Reproduction Abstracts

Production of testosterone by testicular Leydig cells is under tight regulation by the hypothalamic – pituitary – gonadal (HPG) axis. GnRH, secreted by the hypothalamus, stimulates secretion of LH from the pituitary. LH will then stimulate testosterone production in the Leydig cells, which will feedback to the hypothalamic-pituitary element to inhibit LH secretion.

Previously it was accepted that testosterone exerted its negative feedback actions on the pituitary by binding to androgen receptor. However, several recent clinical and experimental studies have suggested that androgen-AR signalling in the pituitary may be redundant for the control of LH secretion, and that feedback may act via testosterone conversion to estradiol.

To investigate the possible role(s) of AR in the male pituitary, we have developed a unique transgenic mouse line where the androgen receptor is conditionally ablated in the pituitary (PARKO). Initial analysis demonstrated that LH transcript levels, as well as LH and testosterone circulating levels remain unchanged in PARKO males. Aromatase transcript was not found in the pituitaries of either control or PARKO males, however surprisingly both pituitary prolactin transcript and circulating prolactin were significantly increased.

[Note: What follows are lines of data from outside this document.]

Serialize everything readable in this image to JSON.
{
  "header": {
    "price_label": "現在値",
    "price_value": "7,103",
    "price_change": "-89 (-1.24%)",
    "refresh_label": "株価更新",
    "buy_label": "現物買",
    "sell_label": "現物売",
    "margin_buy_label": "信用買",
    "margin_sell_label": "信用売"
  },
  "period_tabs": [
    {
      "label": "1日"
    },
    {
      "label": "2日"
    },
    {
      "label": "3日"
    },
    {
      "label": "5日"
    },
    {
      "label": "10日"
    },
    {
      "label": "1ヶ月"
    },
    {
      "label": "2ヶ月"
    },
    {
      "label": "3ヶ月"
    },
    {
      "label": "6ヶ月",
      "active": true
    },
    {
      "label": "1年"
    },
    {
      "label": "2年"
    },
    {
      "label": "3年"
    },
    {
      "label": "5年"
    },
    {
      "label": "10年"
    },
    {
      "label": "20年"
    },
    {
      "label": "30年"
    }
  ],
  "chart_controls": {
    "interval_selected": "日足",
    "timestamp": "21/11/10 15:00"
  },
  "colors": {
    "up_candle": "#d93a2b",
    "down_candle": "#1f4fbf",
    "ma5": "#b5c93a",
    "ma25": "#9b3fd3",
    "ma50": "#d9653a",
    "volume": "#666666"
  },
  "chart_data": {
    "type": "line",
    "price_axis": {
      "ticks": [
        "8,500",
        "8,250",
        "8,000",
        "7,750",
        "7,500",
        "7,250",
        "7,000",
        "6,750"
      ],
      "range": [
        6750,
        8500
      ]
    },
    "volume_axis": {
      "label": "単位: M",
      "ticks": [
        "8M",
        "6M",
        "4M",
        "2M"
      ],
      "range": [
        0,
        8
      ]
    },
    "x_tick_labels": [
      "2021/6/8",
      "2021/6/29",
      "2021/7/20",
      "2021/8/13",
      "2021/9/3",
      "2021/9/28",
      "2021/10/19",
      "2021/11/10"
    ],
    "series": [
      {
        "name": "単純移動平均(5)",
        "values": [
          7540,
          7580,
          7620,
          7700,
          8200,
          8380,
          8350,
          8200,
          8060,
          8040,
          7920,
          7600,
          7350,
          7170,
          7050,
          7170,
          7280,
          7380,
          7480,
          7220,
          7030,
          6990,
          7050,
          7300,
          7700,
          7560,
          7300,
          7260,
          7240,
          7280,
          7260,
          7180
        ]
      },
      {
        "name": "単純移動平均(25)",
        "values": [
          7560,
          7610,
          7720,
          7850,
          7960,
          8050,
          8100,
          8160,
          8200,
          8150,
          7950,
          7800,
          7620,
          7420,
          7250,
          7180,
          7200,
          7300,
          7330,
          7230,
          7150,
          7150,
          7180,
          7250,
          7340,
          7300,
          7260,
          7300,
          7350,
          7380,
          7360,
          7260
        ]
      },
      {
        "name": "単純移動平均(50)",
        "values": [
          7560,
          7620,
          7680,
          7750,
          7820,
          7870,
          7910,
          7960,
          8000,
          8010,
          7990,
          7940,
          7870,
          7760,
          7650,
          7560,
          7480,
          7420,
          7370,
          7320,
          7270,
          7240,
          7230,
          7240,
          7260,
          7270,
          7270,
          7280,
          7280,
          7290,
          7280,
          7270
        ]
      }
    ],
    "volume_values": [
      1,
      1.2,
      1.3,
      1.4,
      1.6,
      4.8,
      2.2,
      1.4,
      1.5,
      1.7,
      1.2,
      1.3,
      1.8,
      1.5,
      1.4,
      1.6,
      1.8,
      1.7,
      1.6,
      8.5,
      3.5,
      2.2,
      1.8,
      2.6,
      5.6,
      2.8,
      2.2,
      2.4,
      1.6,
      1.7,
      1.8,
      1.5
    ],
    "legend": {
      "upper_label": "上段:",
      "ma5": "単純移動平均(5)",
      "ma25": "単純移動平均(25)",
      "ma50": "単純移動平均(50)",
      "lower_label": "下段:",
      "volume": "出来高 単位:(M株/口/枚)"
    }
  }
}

Results suggest that inhibition of LH by testosteroneis not acting at the level of the pituitary in the mouse. If pituitary feedback is via estrogens, then production must be at a site other than the pituitary. In contrast these results suggest that a role of pituitary AR-signalling is to negatively regulate prolactin production, however further study is necessary to elucidate this mechanism.